Semantic Safety Without Moral Machinery
Summary
Argues safety mechanisms requiring moral evaluation/intention-interpretation introduce stasis-prone complexity. Alternative: structural constraints preventing harm-classes without semantic understanding of “good.” Semantic safety (interpreting whether action is moral) requires expanding kernel scope until stasis; non-semantic safety (enforcing that certain capability-classes are inadmissible) remains tractable. Examples: preventing direct harm (capability boundary) vs ensuring benevolent outcomes (moral evaluation). Moral machinery introduces interpretive burden incompatible with evaluability under pressure. Axio approach: remove harmful action-types from executable space structurally rather than evaluating whether specific actions moral in context. This preserves tractability but accepts limitation: cannot guarantee benevolence, only prevent specific harm-patterns.
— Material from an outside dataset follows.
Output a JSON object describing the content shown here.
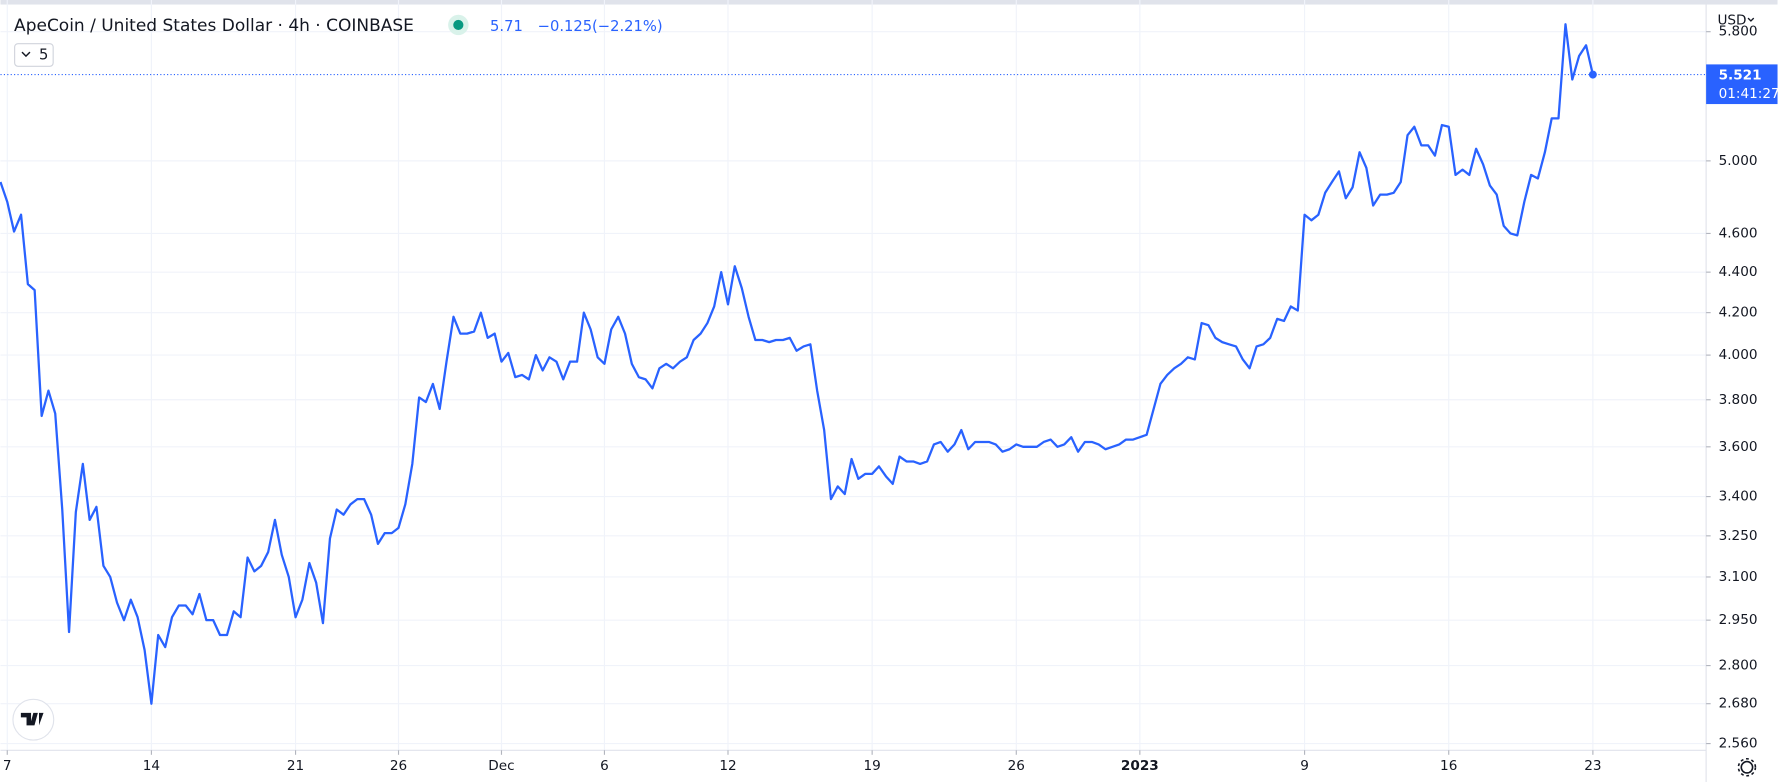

Explicit tradeoff: structural safety over moral correctness.
Key Concepts
- Semantic vs structural safety – Moral evaluation vs capability removal
- Moral machinery overhead – Intention-interpretation introduces stasis
- Capability-class boundaries – Preventing harm-types not evaluating specific actions
- Tractability tradeoff – Structural feasibility over moral completeness
Tags
Cross-References
Open Questions
- Can structural safety cover enough harm-classes to be sufficient?
- Where do we need semantic evaluation despite tractability cost?